Hmm lohnt es sich einen E46 Bj: 2000 316i mit 189t km Laufleistung, gute Austattung zu kaufen für 3200 oder gegen meinen Peugeot 307 1.6 HDI 150t km Bj. 12/2005 zu tauschen?


----------



## Humpelpumpel (16. Februar 2013)

Jop, dürfte ganz gut hinkommen...Box, Kabel und Adapter fürs iPhone 5....grmlfrml. 
Mal schaun, dann kommt zum übergang doch nochmal n billiger FM Transmiter her, immer noch noch besser als Radio hören. 

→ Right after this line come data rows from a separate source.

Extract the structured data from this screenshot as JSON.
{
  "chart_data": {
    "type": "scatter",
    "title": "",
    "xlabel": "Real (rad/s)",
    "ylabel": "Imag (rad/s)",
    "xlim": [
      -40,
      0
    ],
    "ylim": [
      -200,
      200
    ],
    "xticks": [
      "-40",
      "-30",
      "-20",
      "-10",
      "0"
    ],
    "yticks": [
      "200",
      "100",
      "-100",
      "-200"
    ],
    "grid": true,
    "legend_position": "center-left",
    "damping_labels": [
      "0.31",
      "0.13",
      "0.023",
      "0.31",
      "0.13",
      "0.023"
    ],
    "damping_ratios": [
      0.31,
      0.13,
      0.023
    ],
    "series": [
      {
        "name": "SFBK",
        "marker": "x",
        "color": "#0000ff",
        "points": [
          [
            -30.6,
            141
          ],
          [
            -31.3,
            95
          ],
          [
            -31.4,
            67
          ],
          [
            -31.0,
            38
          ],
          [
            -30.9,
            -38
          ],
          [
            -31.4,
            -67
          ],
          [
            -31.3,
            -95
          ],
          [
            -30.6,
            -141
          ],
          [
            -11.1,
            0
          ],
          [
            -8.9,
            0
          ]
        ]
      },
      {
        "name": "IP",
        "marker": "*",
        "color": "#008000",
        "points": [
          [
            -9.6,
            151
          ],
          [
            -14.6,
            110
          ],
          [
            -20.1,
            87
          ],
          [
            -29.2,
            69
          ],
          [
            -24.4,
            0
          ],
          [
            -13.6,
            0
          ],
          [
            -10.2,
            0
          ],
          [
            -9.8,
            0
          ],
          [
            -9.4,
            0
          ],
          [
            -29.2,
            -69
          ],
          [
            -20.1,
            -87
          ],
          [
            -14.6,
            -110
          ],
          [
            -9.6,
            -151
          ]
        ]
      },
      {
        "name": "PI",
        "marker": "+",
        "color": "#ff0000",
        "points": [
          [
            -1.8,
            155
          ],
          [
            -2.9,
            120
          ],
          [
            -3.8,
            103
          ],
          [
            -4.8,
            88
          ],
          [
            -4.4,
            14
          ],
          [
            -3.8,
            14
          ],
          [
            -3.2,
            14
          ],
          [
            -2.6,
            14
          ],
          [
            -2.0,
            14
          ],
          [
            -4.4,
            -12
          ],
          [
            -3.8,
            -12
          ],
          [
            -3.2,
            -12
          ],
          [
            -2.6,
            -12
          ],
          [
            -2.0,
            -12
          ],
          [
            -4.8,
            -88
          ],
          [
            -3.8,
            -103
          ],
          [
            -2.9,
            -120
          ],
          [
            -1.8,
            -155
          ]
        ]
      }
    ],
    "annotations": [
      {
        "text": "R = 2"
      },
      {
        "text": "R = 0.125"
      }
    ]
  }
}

Trotzdem danke zoizz das du mit gegoogelt hast.


----------



## zoizz (9. März 2013)

von ursprünglich 850 Euro für eine grosse (fällige) Inspektion inzwischen runter auf 260 Euro für die wichtigsten und auch notwendigen Sachen runtergehandelt. Inspektion lohnt nur für wirklich junge Autos mit Garantie oder bei geplanten baldigen Wiederverkauf. Alles nur Geldmacherei!


----------



## Legendary (9. März 2013)

Was fährstn? Den Leon oder?

Wundert mich nicht...bei der Vertragswerkstatt kostet es immer ein vielfaches. Deswegen hab ich meinen KFZ-Meister, der mir mein Zeug so macht...Teile zum EK und so.


----------



## Dreiundzwoanzig (9. März 2013)

Leute, hat jemand Erfahrung mit den Audi A3 Quattro TDI 140PS Bj, 2005? Möchte mir gerne für den Alltag so ein Gerätchen zulegen! Wie ist das Allrad System von den Audi´s? Fahr zurzeit einen Evo 9 im Alltag und das Allrad System ist einfach Grandios, nur der Sprit verbrauch nicht . lg


----------



## Knallfix (12. Juni 2013)

Des is schon ne geile Karre *g





__ Youtube
				- Eingebundener Inhalt
			


__
youtube.com/watch/?v=RBWjUw-XCiI

				
				An dieser Stelle findest du externe Inhalte von Youtube. Zum Schutz deiner persönlichen Daten werden externe Einbindungen erst angezeigt, wenn du dies durch Klick auf "Alle externen Inhalte laden" bestätigst:
			

Alle externen Inhalte laden

Ich bin damit einverstanden, dass mir externe Inhalte angezeigt werden. Damit werden personenbezogene Daten an Drittplattformen übermittelt. Für mehr Informationen besuche die Datenschutz-Seite.


----------



## vollmi (13. Juni 2013)

Hi zusammen

Ich hab da mal mein Automatikgetriebe auf der Bahn getötet. 140 Grad Getriebeöltemperatur ist nicht gut. Jetzt hatte ich etwas Zeit und habs mal angefangen auseinanderzunehmen. Meine Fresse ohne Spannringzange für Aussenspannringe ohne Löcher ist man ja sowas von am Arsch. Die musste ich mir noch besorgen damit ich den letzten Spannring gaaaanz tief drinnen im Loch noch rauskriege.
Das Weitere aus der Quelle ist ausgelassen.